Read the article, and then answer the following questions:

  • What were some of the characteristics of the economy of Hangzhou during the Song dynasty? List at least three.
  • The article mentions two advantages of using paper currency over coins. What were these advantages?
  • What role does Hangzhou play in the economic life of China today? Why is it still one of the most important cities in China?
  • According to the article, at what point did Hangzhou become the most important city in China?
  • What critical piece of infrastructure first built during the 600s CE allowed Hangzhou to be connected to the cities of northern China?
  • What technological innovation allowed for the mass production of books, documents, and banknotes during the Song dynasty? Be specific. What was the critical invention devised by Bi Sheng?
  • Despite Hangzhou becoming one of the most populous and richest cities in the world during the Song era, which segment of its society was cruelly discriminated against at that time?
  • What were some of the cultural milestones of the Song dynasty in each area of achievement? How did these innovations improve the lives of many ordinary Chinese people living in cities like Hangzhou? Fill in the chart below
  What were the achievements during the Song dynasty? How were the lives of ordinary Chinese people improved as a result?
Culture (including clothing, literature and poetry, cuisine, and architecture)

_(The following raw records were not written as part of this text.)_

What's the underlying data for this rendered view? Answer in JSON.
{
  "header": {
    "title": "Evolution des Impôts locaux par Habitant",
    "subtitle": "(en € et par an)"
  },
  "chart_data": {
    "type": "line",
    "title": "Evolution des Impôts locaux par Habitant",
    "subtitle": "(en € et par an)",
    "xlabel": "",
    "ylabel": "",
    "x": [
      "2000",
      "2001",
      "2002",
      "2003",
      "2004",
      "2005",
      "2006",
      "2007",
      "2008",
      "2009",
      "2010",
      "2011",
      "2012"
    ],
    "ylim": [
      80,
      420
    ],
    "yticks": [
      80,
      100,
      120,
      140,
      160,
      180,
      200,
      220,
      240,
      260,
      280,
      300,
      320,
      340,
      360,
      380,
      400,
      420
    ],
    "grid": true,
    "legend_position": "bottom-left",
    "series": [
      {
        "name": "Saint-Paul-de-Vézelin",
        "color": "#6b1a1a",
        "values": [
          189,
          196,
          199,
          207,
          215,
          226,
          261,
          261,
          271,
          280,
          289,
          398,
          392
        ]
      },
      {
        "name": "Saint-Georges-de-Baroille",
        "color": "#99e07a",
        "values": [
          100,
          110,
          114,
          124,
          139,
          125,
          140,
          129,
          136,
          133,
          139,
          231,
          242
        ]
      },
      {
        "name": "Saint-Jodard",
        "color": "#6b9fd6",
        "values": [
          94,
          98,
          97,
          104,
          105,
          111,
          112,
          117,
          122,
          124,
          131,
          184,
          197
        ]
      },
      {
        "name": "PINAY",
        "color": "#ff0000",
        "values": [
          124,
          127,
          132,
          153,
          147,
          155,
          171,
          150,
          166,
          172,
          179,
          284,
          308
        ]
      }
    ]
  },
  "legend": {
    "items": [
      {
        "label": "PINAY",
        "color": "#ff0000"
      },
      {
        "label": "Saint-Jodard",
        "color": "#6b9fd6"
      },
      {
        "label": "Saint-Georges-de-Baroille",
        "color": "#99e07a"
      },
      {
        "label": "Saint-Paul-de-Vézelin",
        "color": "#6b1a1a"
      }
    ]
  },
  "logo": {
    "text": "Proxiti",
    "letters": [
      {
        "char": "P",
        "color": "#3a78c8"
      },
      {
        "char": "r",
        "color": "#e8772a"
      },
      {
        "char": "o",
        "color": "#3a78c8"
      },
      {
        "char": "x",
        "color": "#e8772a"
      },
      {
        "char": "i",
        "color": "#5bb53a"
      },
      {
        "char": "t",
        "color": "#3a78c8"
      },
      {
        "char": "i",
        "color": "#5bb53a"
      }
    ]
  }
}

  • How did paper currency evolve? Write a short description of its origin and development from the Tang dynasty through the Song dynasty.
  • What were some of the features of the banknotes printed by the Chinese central government in Hangzhou beginning in 1265 CE? Why did the Chinese people ascribe value to this form of currency?
  • If not managed correctly, what is one of the dangers of using paper currency in an economy? What are the consequences for ordinary people of this type of fiscal mismanagement?

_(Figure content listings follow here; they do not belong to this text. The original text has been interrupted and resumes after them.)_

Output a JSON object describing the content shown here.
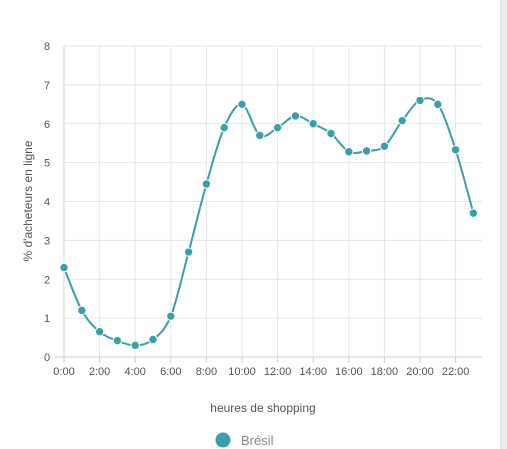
{
  "chart_data": {
    "type": "line",
    "x": [
      "0:00",
      "1:00",
      "2:00",
      "3:00",
      "4:00",
      "5:00",
      "6:00",
      "7:00",
      "8:00",
      "9:00",
      "10:00",
      "11:00",
      "12:00",
      "13:00",
      "14:00",
      "15:00",
      "16:00",
      "17:00",
      "18:00",
      "19:00",
      "20:00",
      "21:00",
      "22:00",
      "23:00"
    ],
    "xtick_labels": [
      "0:00",
      "2:00",
      "4:00",
      "6:00",
      "8:00",
      "10:00",
      "12:00",
      "14:00",
      "16:00",
      "18:00",
      "20:00",
      "22:00"
    ],
    "series": [
      {
        "name": "Brésil",
        "color": "#3a9fa6",
        "values": [
          2.3,
          1.2,
          0.65,
          0.42,
          0.3,
          0.45,
          1.05,
          2.7,
          4.45,
          5.9,
          6.5,
          5.7,
          5.9,
          6.2,
          6.0,
          5.75,
          5.28,
          5.3,
          5.42,
          6.08,
          6.6,
          6.5,
          5.33,
          3.7
        ]
      }
    ],
    "xlabel": "heures de shopping",
    "ylabel": "% d'acheteurs en ligne",
    "ylim": [
      0,
      8
    ],
    "yticks": [
      0,
      1,
      2,
      3,
      4,
      5,
      6,
      7,
      8
    ],
    "grid": true,
    "legend": "bottom-center"
  }
}
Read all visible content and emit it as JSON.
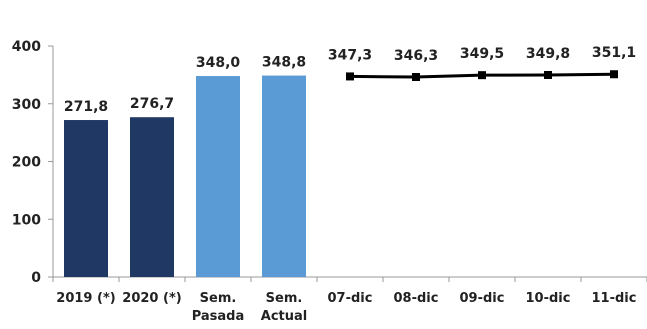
{
  "chart_data": {
    "type": "bar",
    "categories": [
      [
        "2019 (*)"
      ],
      [
        "2020 (*)"
      ],
      [
        "Sem.",
        "Pasada"
      ],
      [
        "Sem.",
        "Actual"
      ],
      [
        "07-dic"
      ],
      [
        "08-dic"
      ],
      [
        "09-dic"
      ],
      [
        "10-dic"
      ],
      [
        "11-dic"
      ]
    ],
    "bars": [
      {
        "category_index": 0,
        "value": 271.8,
        "label": "271,8",
        "color": "#1f3864"
      },
      {
        "category_index": 1,
        "value": 276.7,
        "label": "276,7",
        "color": "#1f3864"
      },
      {
        "category_index": 2,
        "value": 348.0,
        "label": "348,0",
        "color": "#5b9bd5"
      },
      {
        "category_index": 3,
        "value": 348.8,
        "label": "348,8",
        "color": "#5b9bd5"
      }
    ],
    "line": {
      "category_indices": [
        4,
        5,
        6,
        7,
        8
      ],
      "values": [
        347.3,
        346.3,
        349.5,
        349.8,
        351.1
      ],
      "labels": [
        "347,3",
        "346,3",
        "349,5",
        "349,8",
        "351,1"
      ],
      "color": "#000000",
      "marker": "square"
    },
    "yticks": [
      "0",
      "100",
      "200",
      "300",
      "400"
    ],
    "ylim": [
      0,
      400
    ],
    "grid": false,
    "legend": "none"
  }
}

Extension Activity/​Homework

  • Watch and Learn from a China Scholar
    Dr. Valerie Hansen teaches Chinese history at Yale University. She is a well‐​known expert on one of the most famous Chinese paintings, a masterpiece known as the “Qing Ming Scroll,” which was commissioned by a Song dynasty emperor.
    Although the cityscape depicted in the scroll is a fictional rendition of an “ideal” Chinese urban area during the Song dynasty, it provides extensive evidence of the technological sophistication and economic innovations that were present in Hangzhou at the time.

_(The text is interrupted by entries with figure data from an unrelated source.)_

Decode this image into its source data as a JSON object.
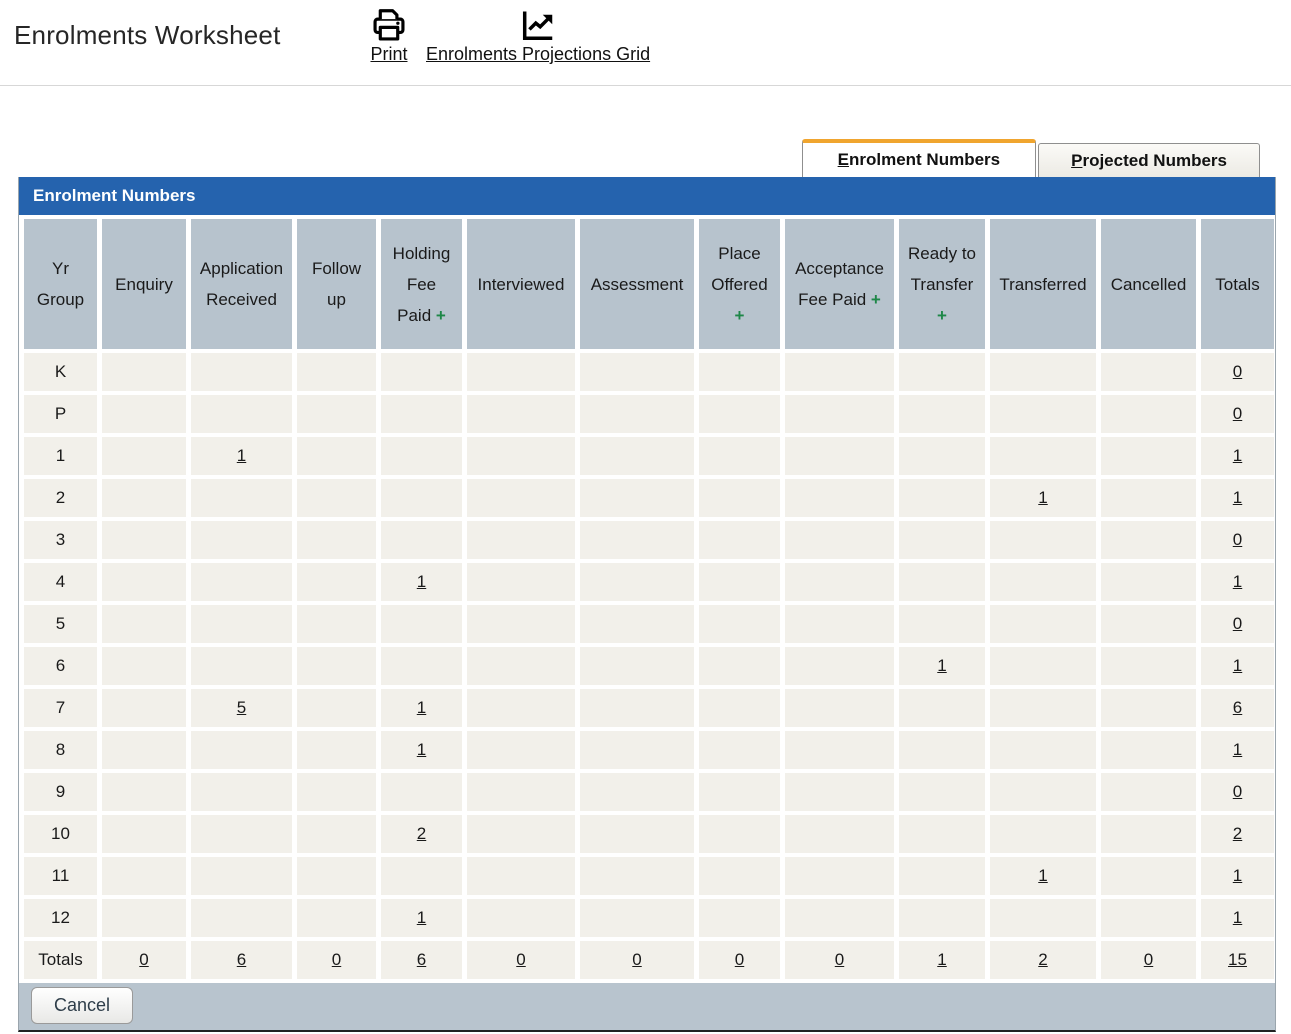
{
  "header": {
    "title": "Enrolments Worksheet",
    "print_label": "Print",
    "projections_label": "Enrolments Projections Grid"
  },
  "tabs": [
    {
      "label": "Enrolment Numbers",
      "active": true
    },
    {
      "label": "Projected Numbers",
      "active": false
    }
  ],
  "panel_title": "Enrolment Numbers",
  "table": {
    "columns": [
      {
        "label": "Yr Group"
      },
      {
        "label": "Enquiry"
      },
      {
        "label": "Application Received"
      },
      {
        "label": "Follow up"
      },
      {
        "label": "Holding Fee Paid",
        "plus": true
      },
      {
        "label": "Interviewed"
      },
      {
        "label": "Assessment"
      },
      {
        "label": "Place Offered",
        "plus": true
      },
      {
        "label": "Acceptance Fee Paid",
        "plus": true
      },
      {
        "label": "Ready to Transfer",
        "plus": true
      },
      {
        "label": "Transferred"
      },
      {
        "label": "Cancelled"
      },
      {
        "label": "Totals"
      }
    ],
    "rows": [
      {
        "label": "K",
        "cells": [
          "",
          "",
          "",
          "",
          "",
          "",
          "",
          "",
          "",
          "",
          ""
        ],
        "total": "0"
      },
      {
        "label": "P",
        "cells": [
          "",
          "",
          "",
          "",
          "",
          "",
          "",
          "",
          "",
          "",
          ""
        ],
        "total": "0"
      },
      {
        "label": "1",
        "cells": [
          "",
          "1",
          "",
          "",
          "",
          "",
          "",
          "",
          "",
          "",
          ""
        ],
        "total": "1"
      },
      {
        "label": "2",
        "cells": [
          "",
          "",
          "",
          "",
          "",
          "",
          "",
          "",
          "",
          "1",
          ""
        ],
        "total": "1"
      },
      {
        "label": "3",
        "cells": [
          "",
          "",
          "",
          "",
          "",
          "",
          "",
          "",
          "",
          "",
          ""
        ],
        "total": "0"
      },
      {
        "label": "4",
        "cells": [
          "",
          "",
          "",
          "1",
          "",
          "",
          "",
          "",
          "",
          "",
          ""
        ],
        "total": "1"
      },
      {
        "label": "5",
        "cells": [
          "",
          "",
          "",
          "",
          "",
          "",
          "",
          "",
          "",
          "",
          ""
        ],
        "total": "0"
      },
      {
        "label": "6",
        "cells": [
          "",
          "",
          "",
          "",
          "",
          "",
          "",
          "",
          "1",
          "",
          ""
        ],
        "total": "1"
      },
      {
        "label": "7",
        "cells": [
          "",
          "5",
          "",
          "1",
          "",
          "",
          "",
          "",
          "",
          "",
          ""
        ],
        "total": "6"
      },
      {
        "label": "8",
        "cells": [
          "",
          "",
          "",
          "1",
          "",
          "",
          "",
          "",
          "",
          "",
          ""
        ],
        "total": "1"
      },
      {
        "label": "9",
        "cells": [
          "",
          "",
          "",
          "",
          "",
          "",
          "",
          "",
          "",
          "",
          ""
        ],
        "total": "0"
      },
      {
        "label": "10",
        "cells": [
          "",
          "",
          "",
          "2",
          "",
          "",
          "",
          "",
          "",
          "",
          ""
        ],
        "total": "2"
      },
      {
        "label": "11",
        "cells": [
          "",
          "",
          "",
          "",
          "",
          "",
          "",
          "",
          "",
          "1",
          ""
        ],
        "total": "1"
      },
      {
        "label": "12",
        "cells": [
          "",
          "",
          "",
          "1",
          "",
          "",
          "",
          "",
          "",
          "",
          ""
        ],
        "total": "1"
      },
      {
        "label": "Totals",
        "cells": [
          "0",
          "6",
          "0",
          "6",
          "0",
          "0",
          "0",
          "0",
          "1",
          "2",
          "0"
        ],
        "total": "15"
      }
    ]
  },
  "footer": {
    "cancel_label": "Cancel"
  },
  "colors": {
    "accent_blue": "#2563AE",
    "header_cell": "#B7C3CD",
    "row_bg": "#F2F0EA",
    "plus_green": "#1E8748",
    "tab_orange": "#F0A52F",
    "footer_bar": "#B8C4CE"
  }
}
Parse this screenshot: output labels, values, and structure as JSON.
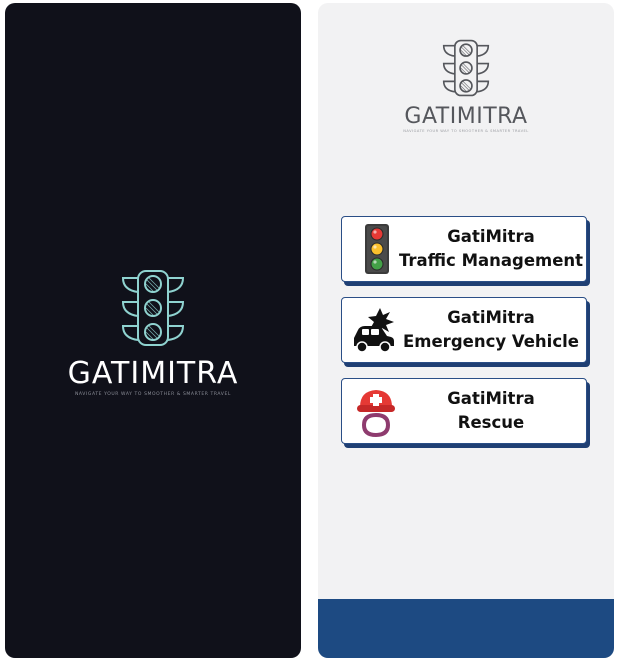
{
  "splash": {
    "brand": "GATIMITRA",
    "tagline": "NAVIGATE YOUR WAY TO SMOOTHER & SMARTER TRAVEL",
    "logo_icon": "traffic-light-icon"
  },
  "menu": {
    "brand": "GATIMITRA",
    "tagline": "NAVIGATE YOUR WAY TO SMOOTHER & SMARTER TRAVEL",
    "logo_icon": "traffic-light-icon",
    "options": [
      {
        "line1": "GatiMitra",
        "line2": "Traffic Management",
        "icon": "traffic-signal-icon"
      },
      {
        "line1": "GatiMitra",
        "line2": "Emergency Vehicle",
        "icon": "car-crash-icon"
      },
      {
        "line1": "GatiMitra",
        "line2": "Rescue",
        "icon": "rescue-worker-icon"
      }
    ]
  },
  "colors": {
    "splash_bg": "#10111a",
    "menu_bg": "#f2f2f3",
    "accent_blue": "#1d4a82",
    "logo_teal": "#8fd3d0"
  }
}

    Watch the video of Dr. Hansen describing the entire scroll in detail. As you watch, find specific evidence in the scroll that exemplifies Chinese society during the Song dynasty.
  Examples in the Qingming Scroll
Social organization
Politics and governance
Interactions with the environment
Cultural developments
Economic systems

  • Create a Virtual Tour of Hangzhou
    Imagine that you are a tour operator in the modern city of Hangzhou. Your job is to promote your area to foreign visitors. Create a virtual tour of modern Hangzhou city using Google Presentation or PowerPoint and present it to your potential clients. What types of places would you like to show visitors to the city? How would you make Hangzhou appealing to them?
    Find information on popular tourist sites in Hangzhou, such as:
    • West Lake
    • The Grand Canal
    • Leifeng Pagoda
    • Lingyin Temple
    • Jingci Temple
    • Yue Fei Temple
    • Longjing Tea Farms
    • Xixi National Wetland Park
    • Qinghefang Ancient Street
    • Wuzhen Water Village

      On a Google Presentation or PowerPoint, create a slide for each site you wish to include in your presentation. Include images of each site, its location on a map of Hangzhou, and its importance to the history of the city. Make your slideshow as interesting as possible to entice potential visitors to visit Hangzhou.